What shocked me was that these workers are mainly children, elementary age up through teenagers, and women. The accompanying article explains that there are 600 migrant workers harvesting local produce at this time. They come for three months each year to harvest wax, green and lima beans; tomatoes and corn. Some might also skin tomatoes in the factory. The work day is from seven a.m. to six p.m. Most of these workers are from Baltimore and are of Polish descent. The fathers stay in Baltimore, working at full-time jobs, and visit weekends. Their quarters are small, with families each having one or two rooms, occasionally more for a large family. The article says workers range in age from eight to the high-seventies, but one twelve-year-old told the reporter that this was his sixth season. He said this year he, his mother, four brothers and three sisters are all working here. One photo shows a four-year-old with his pet pigeon; it is hoped that he is only accompanying his family. Probably similar to other large operations, Hungerford Packing migrant workers make up 40% of their work force, including all their field workers. (The original photos are now in the YCHC collections. Look at my next blog post for the rest of the photos.)
Migrant workers were never allowed to be recruited unless local labor could not fill the bill. As manufacturing, as well as food processing, industries boomed after the war and into the 1950s, there was not nearly enough local seasonal labor to go around. It was reported in September 1949 that 2,000 persons were working in York County canneries, plus at least 1,600, not including farm owners, harvesting crops. The field harvesters were school youths, unpaid members of farm families, and migrant workers from Maryland.

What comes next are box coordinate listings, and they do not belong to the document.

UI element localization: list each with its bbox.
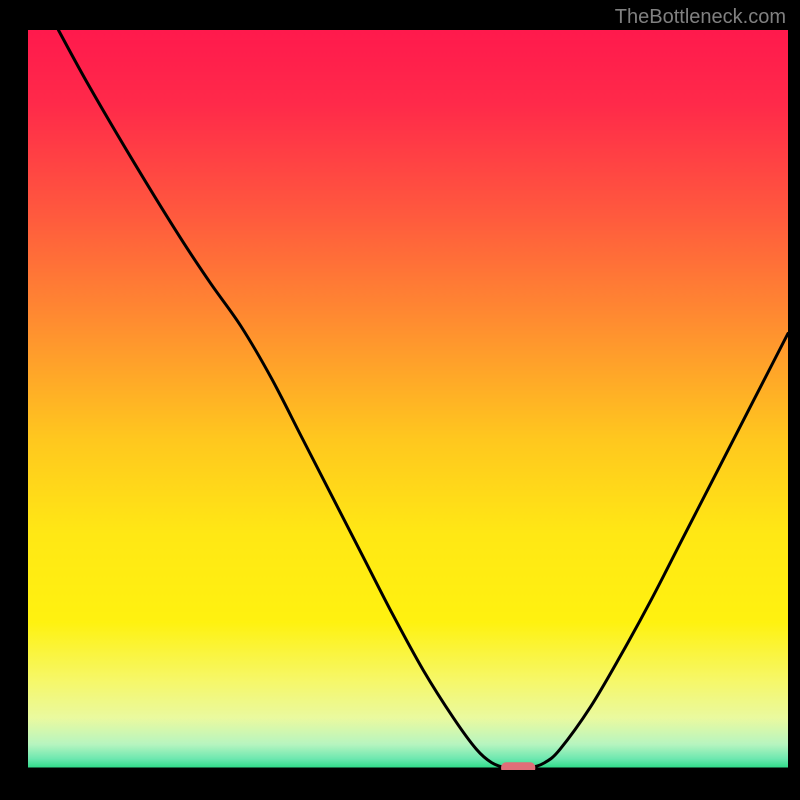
watermark-text: TheBottleneck.com (615, 6, 786, 29)
bottleneck-curve (28, 30, 788, 770)
plot-area (28, 30, 788, 770)
optimal-marker (501, 762, 535, 770)
chart-container: TheBottleneck.com (0, 0, 800, 800)
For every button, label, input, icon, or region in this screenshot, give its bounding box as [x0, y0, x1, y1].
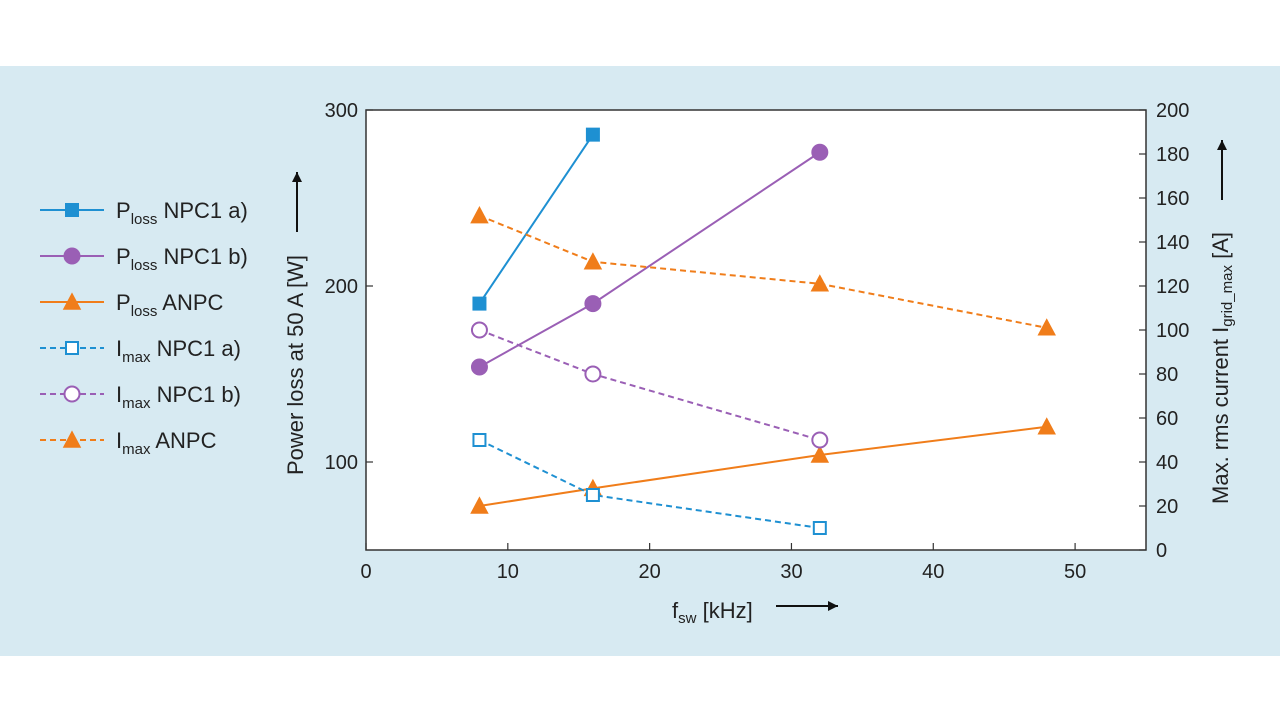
- legend-label: Imax ANPC: [116, 428, 217, 458]
- y-right-tick-label: 20: [1156, 496, 1178, 518]
- series-line: [478, 134, 594, 305]
- series-0: [472, 127, 600, 311]
- legend-label: Ploss NPC1 b): [116, 244, 248, 274]
- legend-item-0: Ploss NPC1 a): [40, 198, 248, 228]
- plot-area: [365, 109, 1147, 551]
- legend-label: Imax NPC1 b): [116, 382, 241, 412]
- data-point: [811, 431, 829, 449]
- legend-item-2: Ploss ANPC: [40, 290, 224, 320]
- legend-label: Imax NPC1 a): [116, 336, 241, 366]
- legend-label: Ploss ANPC: [116, 290, 224, 320]
- data-point: [810, 445, 830, 463]
- x-tick-label: 10: [497, 561, 519, 583]
- y-right-tick-label: 100: [1156, 320, 1189, 342]
- y-left-axis-arrow-head: [292, 172, 302, 182]
- data-point: [1037, 417, 1056, 435]
- y-right-tick-label: 40: [1156, 452, 1178, 474]
- legend-marker: [65, 341, 79, 355]
- legend-marker: [65, 203, 79, 217]
- y-right-tick-label: 140: [1156, 232, 1189, 254]
- y-left-tick-label: 100: [325, 452, 358, 474]
- data-point: [811, 143, 829, 161]
- y-right-tick-label: 0: [1156, 540, 1167, 562]
- data-point: [470, 321, 488, 339]
- legend-label: Ploss NPC1 a): [116, 198, 248, 228]
- x-axis-label: fsw [kHz]: [672, 598, 753, 627]
- y-left-tick-label: 200: [325, 276, 358, 298]
- data-point: [585, 127, 600, 142]
- legend-marker: [62, 430, 82, 448]
- y-right-axis-arrow-head: [1217, 140, 1227, 150]
- series-line: [479, 214, 1047, 329]
- x-axis-arrow-head: [828, 601, 838, 611]
- data-point: [810, 274, 830, 292]
- y-left-tick-label: 300: [325, 100, 358, 122]
- series-1: [470, 143, 829, 376]
- data-point: [472, 296, 487, 311]
- legend-marker: [63, 247, 81, 265]
- data-point: [470, 358, 488, 376]
- legend-marker: [63, 385, 81, 403]
- series-3: [472, 433, 827, 535]
- y-left-axis-label: Power loss at 50 A [W]: [283, 255, 308, 475]
- series-5: [470, 206, 1056, 336]
- data-point: [585, 488, 600, 502]
- data-point: [812, 521, 827, 535]
- legend-item-1: Ploss NPC1 b): [40, 244, 248, 274]
- legend-item-5: Imax ANPC: [40, 428, 217, 458]
- x-tick-label: 40: [922, 561, 944, 583]
- x-tick-label: 30: [780, 561, 802, 583]
- y-right-tick-label: 200: [1156, 100, 1189, 122]
- series-line: [479, 439, 820, 529]
- data-point: [470, 206, 489, 224]
- x-tick-label: 20: [639, 561, 661, 583]
- series-2: [470, 417, 1056, 514]
- legend-marker: [62, 292, 82, 310]
- legend-item-3: Imax NPC1 a): [40, 336, 241, 366]
- data-point: [584, 365, 602, 383]
- data-point: [583, 252, 603, 270]
- x-tick-label: 0: [360, 561, 371, 583]
- x-tick-label: 50: [1064, 561, 1086, 583]
- series-4: [470, 321, 829, 449]
- y-right-axis-label: Max. rms current Igrid_max [A]: [1208, 232, 1236, 504]
- y-right-tick-label: 80: [1156, 364, 1178, 386]
- series-line: [479, 425, 1047, 507]
- y-right-tick-label: 120: [1156, 276, 1189, 298]
- data-point: [1037, 318, 1056, 336]
- data-point: [472, 433, 487, 447]
- y-right-tick-label: 60: [1156, 408, 1178, 430]
- data-point: [470, 496, 489, 514]
- y-right-tick-label: 180: [1156, 144, 1189, 166]
- y-right-tick-label: 160: [1156, 188, 1189, 210]
- data-point: [584, 295, 602, 313]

By the early fifties, migrant workers were also coming from Puerto Rico. Of the 400 estimated migrant workers needed in the summer of 1952, 234 were from that U.S. island. They were often young men. A few unfortunately made the news by getting into trouble, such as the individual from the High Rock camp who burglarized the High Rock Post Office and home of the postmaster, seeking funds to return home.
Even though crime was a very rare occurrence, that incident might have stirred three Chanceford township residents, supposedly after a meeting of 100 people at Brogue, to file for an injunction in August 1953 to stop construction of a camp to house about 150 workers to come from Florida. The defendants were seven local growers who were the backers of the project. After hearing a day and a half of testimony, Judge Ray P. Sherwood ruled against the plaintiffs’ claims that it would be a nuisance and lower property values.
The judge said the nuisance was only anticipated in the minds of the plaintiffs. There were hints of discrimination, even though the plaintiffs specifically denied it. One local farmer, who would be a user of the labor, said he was more fearful of some of his neighbors, since they were getting so nasty, than of any migrant workers. The county Bureau of Employment Security also affirmed that migrant labor was absolutely necessary to get the harvesting done. About a week later, the Gazette and Daily ran a very positive full-page spread on a camp of 143 young Puerto Rican men at the Summers canning plant in New Freedom.
With mechanization and some changing of crops grown in York County, I didn’t find much evidence in recent newspapers of migrant workers being needed for field crops. Now they seem to come, mainly from Mexico, to pick fruit, especially apples. Regulations are much stricter, with growers using well documented immigrant farm help, or those having applied under the H-2A visa program, which strictly limits how long they can stay for specific jobs. It is more expensive and more paperwork for the employer, but they need to get the harvest done.